Pakar politik Prof Salim Haji Said dalam diskusi di Karni Ilyas Club yang ditayangkan di Youtube menyatakan, "Yang Melakukan Kudeta Pertama adalah SBY". Wow, begitu ya?
Menarik memang untuk dikaji. Api dan asap adalah hubungan sebab akibat. Api mengakibatkan ada asap. Berarti SBY yang melakukan duluan kudeta sebagai api, lalu muncul asap berupa kudeta Moeldoko lewat KLB. Apakah SBY dianggap sebagai api yang melakukan kudeta duluan, lalu menghasilkan asap atau kudeta Moeldoko sebagai asap yang melakukan kudeta lewat KLB Sibolangit?
Dalam ilmu hukum dikenal causaliteit atau hubungan sebab akibat. Satu peristiwa mengakibatkan peristiwa yang lain. Satu tindak pidana bisa mengakibatkan tindak pidana yang lain. Misalnya dalam hal pembelaan diri.
Contohnya, seorang pencuri dengan membawa senjata mengancam pemilik rumah yang terbangun. Lalu pencuri menyerang pemilik rumah dan mengancam jiwanya. Pemilik rumah membela diri karena terancam, melakukan upaya pembelaan diri dengan memukul pencuri dengan kayu, lalu pencurinya meninggal dunia.
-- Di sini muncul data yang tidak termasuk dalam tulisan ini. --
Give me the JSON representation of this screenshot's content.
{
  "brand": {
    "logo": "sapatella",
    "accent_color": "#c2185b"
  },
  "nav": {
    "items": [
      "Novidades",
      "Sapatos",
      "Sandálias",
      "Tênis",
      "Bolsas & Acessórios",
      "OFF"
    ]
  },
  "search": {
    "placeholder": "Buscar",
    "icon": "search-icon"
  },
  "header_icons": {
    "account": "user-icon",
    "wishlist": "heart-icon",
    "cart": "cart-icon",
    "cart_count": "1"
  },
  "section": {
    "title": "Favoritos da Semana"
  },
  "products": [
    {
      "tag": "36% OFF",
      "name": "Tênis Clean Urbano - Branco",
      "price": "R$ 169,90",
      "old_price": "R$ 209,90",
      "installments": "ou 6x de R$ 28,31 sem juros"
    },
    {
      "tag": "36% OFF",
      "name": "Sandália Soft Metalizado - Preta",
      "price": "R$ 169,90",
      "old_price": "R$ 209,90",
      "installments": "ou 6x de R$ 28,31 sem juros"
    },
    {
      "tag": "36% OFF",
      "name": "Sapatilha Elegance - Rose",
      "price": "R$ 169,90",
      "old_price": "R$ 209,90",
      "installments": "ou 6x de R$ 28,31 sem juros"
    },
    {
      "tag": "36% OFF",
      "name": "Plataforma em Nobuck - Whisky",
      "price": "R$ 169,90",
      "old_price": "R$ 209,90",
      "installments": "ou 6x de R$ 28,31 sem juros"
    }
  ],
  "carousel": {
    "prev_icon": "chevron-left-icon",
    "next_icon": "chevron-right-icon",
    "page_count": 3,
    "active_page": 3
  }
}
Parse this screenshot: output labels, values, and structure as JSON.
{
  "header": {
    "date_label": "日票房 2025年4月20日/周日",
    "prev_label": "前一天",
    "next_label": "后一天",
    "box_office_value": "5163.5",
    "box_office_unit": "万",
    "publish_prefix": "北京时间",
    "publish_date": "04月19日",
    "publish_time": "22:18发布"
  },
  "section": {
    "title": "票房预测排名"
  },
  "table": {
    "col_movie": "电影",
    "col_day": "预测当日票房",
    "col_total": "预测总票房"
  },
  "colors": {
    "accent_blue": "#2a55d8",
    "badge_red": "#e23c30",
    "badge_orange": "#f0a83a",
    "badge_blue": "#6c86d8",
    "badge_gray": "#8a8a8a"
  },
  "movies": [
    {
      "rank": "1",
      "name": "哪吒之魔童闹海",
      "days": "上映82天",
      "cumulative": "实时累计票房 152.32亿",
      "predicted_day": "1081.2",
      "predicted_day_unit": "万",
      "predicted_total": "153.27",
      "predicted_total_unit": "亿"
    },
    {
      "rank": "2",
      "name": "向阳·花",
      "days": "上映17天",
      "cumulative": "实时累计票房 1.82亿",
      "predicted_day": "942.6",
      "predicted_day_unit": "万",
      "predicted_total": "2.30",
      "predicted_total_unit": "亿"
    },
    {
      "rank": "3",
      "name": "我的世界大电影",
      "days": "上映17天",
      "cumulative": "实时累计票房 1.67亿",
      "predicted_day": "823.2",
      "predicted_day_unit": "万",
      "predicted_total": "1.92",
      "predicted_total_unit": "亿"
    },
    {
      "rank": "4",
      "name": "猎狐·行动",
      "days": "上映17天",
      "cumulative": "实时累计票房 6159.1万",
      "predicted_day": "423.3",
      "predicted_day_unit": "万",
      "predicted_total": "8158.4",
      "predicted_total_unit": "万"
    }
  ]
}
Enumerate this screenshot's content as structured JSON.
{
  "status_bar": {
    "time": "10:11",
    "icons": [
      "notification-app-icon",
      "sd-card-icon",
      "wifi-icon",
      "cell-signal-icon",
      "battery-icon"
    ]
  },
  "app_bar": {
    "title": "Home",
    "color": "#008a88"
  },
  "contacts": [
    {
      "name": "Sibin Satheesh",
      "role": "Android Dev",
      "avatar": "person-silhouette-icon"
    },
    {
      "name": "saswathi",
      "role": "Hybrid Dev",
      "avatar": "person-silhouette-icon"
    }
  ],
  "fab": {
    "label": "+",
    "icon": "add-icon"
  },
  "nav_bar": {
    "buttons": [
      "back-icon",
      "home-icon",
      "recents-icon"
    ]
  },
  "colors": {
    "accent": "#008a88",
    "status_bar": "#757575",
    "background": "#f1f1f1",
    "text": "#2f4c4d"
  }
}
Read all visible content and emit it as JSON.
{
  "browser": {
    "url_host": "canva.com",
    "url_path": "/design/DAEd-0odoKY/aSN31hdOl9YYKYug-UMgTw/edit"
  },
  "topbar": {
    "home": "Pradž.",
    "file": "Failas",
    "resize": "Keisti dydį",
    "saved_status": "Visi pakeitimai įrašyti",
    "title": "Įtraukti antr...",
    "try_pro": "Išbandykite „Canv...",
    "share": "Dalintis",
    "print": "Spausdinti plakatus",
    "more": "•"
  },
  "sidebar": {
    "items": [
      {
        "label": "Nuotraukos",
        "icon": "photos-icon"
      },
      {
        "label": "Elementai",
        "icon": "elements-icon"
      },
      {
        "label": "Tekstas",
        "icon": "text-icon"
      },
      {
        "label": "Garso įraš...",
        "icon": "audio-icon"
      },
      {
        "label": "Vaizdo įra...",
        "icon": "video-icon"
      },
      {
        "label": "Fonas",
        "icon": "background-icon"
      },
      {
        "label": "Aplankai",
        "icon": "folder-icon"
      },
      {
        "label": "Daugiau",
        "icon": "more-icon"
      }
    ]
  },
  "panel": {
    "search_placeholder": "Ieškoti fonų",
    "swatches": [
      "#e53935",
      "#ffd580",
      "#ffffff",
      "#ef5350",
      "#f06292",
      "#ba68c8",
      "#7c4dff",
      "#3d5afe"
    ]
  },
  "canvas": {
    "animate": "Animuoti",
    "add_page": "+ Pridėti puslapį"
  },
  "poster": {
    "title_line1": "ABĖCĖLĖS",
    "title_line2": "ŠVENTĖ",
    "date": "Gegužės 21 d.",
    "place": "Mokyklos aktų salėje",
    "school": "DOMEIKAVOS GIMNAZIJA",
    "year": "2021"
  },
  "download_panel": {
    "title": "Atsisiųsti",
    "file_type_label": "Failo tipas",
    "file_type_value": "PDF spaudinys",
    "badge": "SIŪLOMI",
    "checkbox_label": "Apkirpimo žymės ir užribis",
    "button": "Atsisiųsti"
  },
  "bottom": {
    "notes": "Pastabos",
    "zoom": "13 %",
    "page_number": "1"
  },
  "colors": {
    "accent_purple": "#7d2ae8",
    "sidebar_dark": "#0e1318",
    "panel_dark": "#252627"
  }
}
Salahkan pemilik rumah yang membunuh pencuri? Salah. Tapi dia tidak bisa dihukum, karena tindakannya adalah tindakan pembelaan diri dari pencuri yang mengancam jiwanya. Ada pemaafan dan alasan tidak dijatuhi hukuman, karena tindakannya harus dilakukan demi penyelamatan dirinya.
Mungkin kasus Partai Demokrat tidak persis seperti itu, namun jika kita kaji apa yang disampaikan Prof Salim Haji Said diatas, bahwa SBY yang lebih dulu melakukan kudeta, berarti KLB Sibolangit hanya reaksi atau asapnya  kudeta yang lebih dulu terjadi.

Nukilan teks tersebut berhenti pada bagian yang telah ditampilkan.